2024 Abstracts

Incorporation of Diverse Arctic Vegetation Types in a Land-Surface Model Improves Representation of Spatial Variability in Carbon Dynamics Across a Tundra Landscape

Authors

Bailey A. Murphy1* (murphyba@ornl.gov), Benjamin N. Sulman1, Fengming Yuan1, Verity G. Salmon1, Jitendra Kumar1, Colleen Iversen1, Sigrid Dengel2, Margaret S. Torn2

Institutions

1Oak Ridge National Laboratory, Oak Ridge, TN; 2Lawrence Berkeley National Laboratory, Berkeley, CA

URLs

Abstract

Earth system models (ESMs), particularly land surface components that simulate complex interactions between vegetation and the atmosphere, serve as essential tools for comprehending climate change. The Arctic is experiencing warming trends surpassing those observed elsewhere on Earth. Given the considerable carbon stored in permafrost that is susceptible to release with ongoing warming, permafrost thaw has the potential to significantly impact global carbon cycling and ecosystem-climate feedbacks. However, model predictions of climate change in Arctic regions are uncertain, in part due to challenges in capturing the complexity of Arctic ecosystems and the historically limited availability of observational data for model validation and calibration. Arctic ecosystems are typically represented in a highly simplified manner. For instance, the Energy Exascale Earth System Model (E3SM) divides Arctic vegetation into two plant functional types (PFTs): deciduous shrub or grass. Recent efforts have integrated diverse Arctic PFTs into the E3SM Land Model (ELM), leveraging the wealth of data from the Next-Generation Ecosystem Experiments (NGEE) Arctic to parameterize the additional PFTs. In this study, researchers conducted spatially explicit 100 × 100 m resolution simulations of vegetation and associated carbon dynamics at the NGEE Arctic Council study site on Alaska’s Seward Peninsula, using ELM configured with the improved representation of Arctic vegetation.
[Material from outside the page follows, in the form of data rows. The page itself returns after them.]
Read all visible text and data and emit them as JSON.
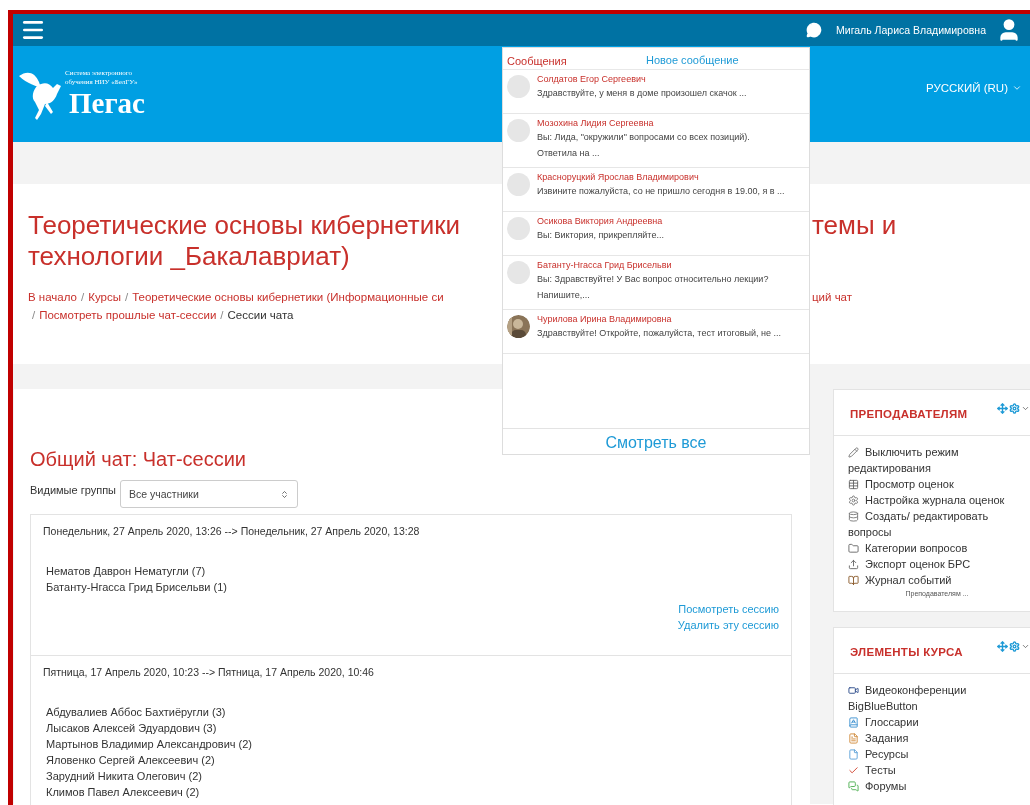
{
  "topbar": {
    "user_name": "Мигаль Лариса Владимировна"
  },
  "header": {
    "logo_subtitle_1": "Система электронного",
    "logo_subtitle_2": "обучения НИУ «БелГУ»",
    "logo_title": "Пегас",
    "language": "РУССКИЙ (RU)"
  },
  "page_title": {
    "line_1_left": "Теоретические основы кибернетики",
    "line_1_right": "темы и",
    "line_2": "технологии _Бакалавриат)"
  },
  "breadcrumb": {
    "separator": "/",
    "line_1": [
      {
        "label": "В начало",
        "link": true
      },
      {
        "label": "Курсы",
        "link": true
      },
      {
        "label": "Теоретические основы кибернетики (Информационные си",
        "link": true
      }
    ],
    "line_1_right": {
      "label": "ций чат",
      "link": true
    },
    "line_2": [
      {
        "label": "Посмотреть прошлые чат-сессии",
        "link": true
      },
      {
        "label": "Сессии чата",
        "link": false
      }
    ]
  },
  "chat": {
    "heading": "Общий чат: Чат-сессии",
    "group_filter": {
      "label": "Видимые группы",
      "value": "Все участники"
    },
    "sessions": [
      {
        "period": "Понедельник, 27 Апрель 2020, 13:26 --> Понедельник, 27 Апрель 2020, 13:28",
        "participants": [
          "Нематов Даврон Нематугли (7)",
          "Батанту-Нгасса Грид Брисельви (1)"
        ],
        "actions": [
          "Посмотреть сессию",
          "Удалить эту сессию"
        ]
      },
      {
        "period": "Пятница, 17 Апрель 2020, 10:23 --> Пятница, 17 Апрель 2020, 10:46",
        "participants": [
          "Абдувалиев Аббос Бахтиёругли (3)",
          "Лысаков Алексей Эдуардович (3)",
          "Мартынов Владимир Александрович (2)",
          "Яловенко Сергей Алексеевич (2)",
          "Зарудний Никита Олегович (2)",
          "Климов Павел Алексеевич (2)"
        ]
      }
    ]
  },
  "blocks": [
    {
      "title": "ПРЕПОДАВАТЕЛЯМ",
      "items": [
        {
          "kind": "pencil",
          "label": "Выключить режим редактирования"
        },
        {
          "kind": "table",
          "label": "Просмотр оценок"
        },
        {
          "kind": "gear",
          "label": "Настройка журнала оценок"
        },
        {
          "kind": "database",
          "label": "Создать/ редактировать вопросы"
        },
        {
          "kind": "folder",
          "label": "Категории вопросов"
        },
        {
          "kind": "upload",
          "label": "Экспорт оценок БРС"
        },
        {
          "kind": "journal",
          "label": "Журнал событий"
        }
      ],
      "more": "Преподавателям ..."
    },
    {
      "title": "ЭЛЕМЕНТЫ КУРСА",
      "items": [
        {
          "kind": "video",
          "label": "Видеоконференции BigBlueButton"
        },
        {
          "kind": "glossary",
          "label": "Глоссарии"
        },
        {
          "kind": "assignment",
          "label": "Задания"
        },
        {
          "kind": "resource",
          "label": "Ресурсы"
        },
        {
          "kind": "quiz",
          "label": "Тесты"
        },
        {
          "kind": "forum",
          "label": "Форумы"
        }
      ]
    }
  ],
  "messages": {
    "title": "Сообщения",
    "new_message": "Новое сообщение",
    "view_all": "Смотреть все",
    "items": [
      {
        "name": "Солдатов Егор Сергеевич",
        "text": "Здравствуйте, у меня в доме произошел скачок ...",
        "kind": "placeholder"
      },
      {
        "name": "Мозохина Лидия Сергеевна",
        "text": "Вы: Лида, \"окружили\" вопросами со всех позиций). Ответила на ...",
        "kind": "placeholder"
      },
      {
        "name": "Красноруцкий Ярослав Владимирович",
        "text": "Извините пожалуйста, со не пришло сегодня в 19.00, я в ...",
        "kind": "placeholder"
      },
      {
        "name": "Осикова Виктория Андреевна",
        "text": "Вы: Виктория, прикрепляйте...",
        "kind": "placeholder"
      },
      {
        "name": "Батанту-Нгасса Грид Брисельви",
        "text": "Вы: Здравствуйте! У Вас вопрос относительно лекции? Напишите,...",
        "kind": "placeholder"
      },
      {
        "name": "Чурилова Ирина Владимировна",
        "text": "Здравствуйте! Откройте, пожалуйста, тест итоговый, не ..."
      }
    ]
  }
}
Comparison of model predictions with observational data (e.g., eddy covariance flux tower, airborne hyperspectral remote sensing, and machine learning–based plant community characterization) reveals that the refined PFT representation produced more realistic spatial patterns of tundra vegetation biomass and land-atmosphere exchanges compared to the original model. Variability in vegetation biomass and productivity across the tundra landscape was much higher when incorporating multiple tundra plant growth forms. Results demonstrate that enhanced model representation of the diversity of Arctic vegetation can provide a more robust predictive understanding of carbon dynamics across tundra landscapes, facilitating regional to pan-Arctic scaling.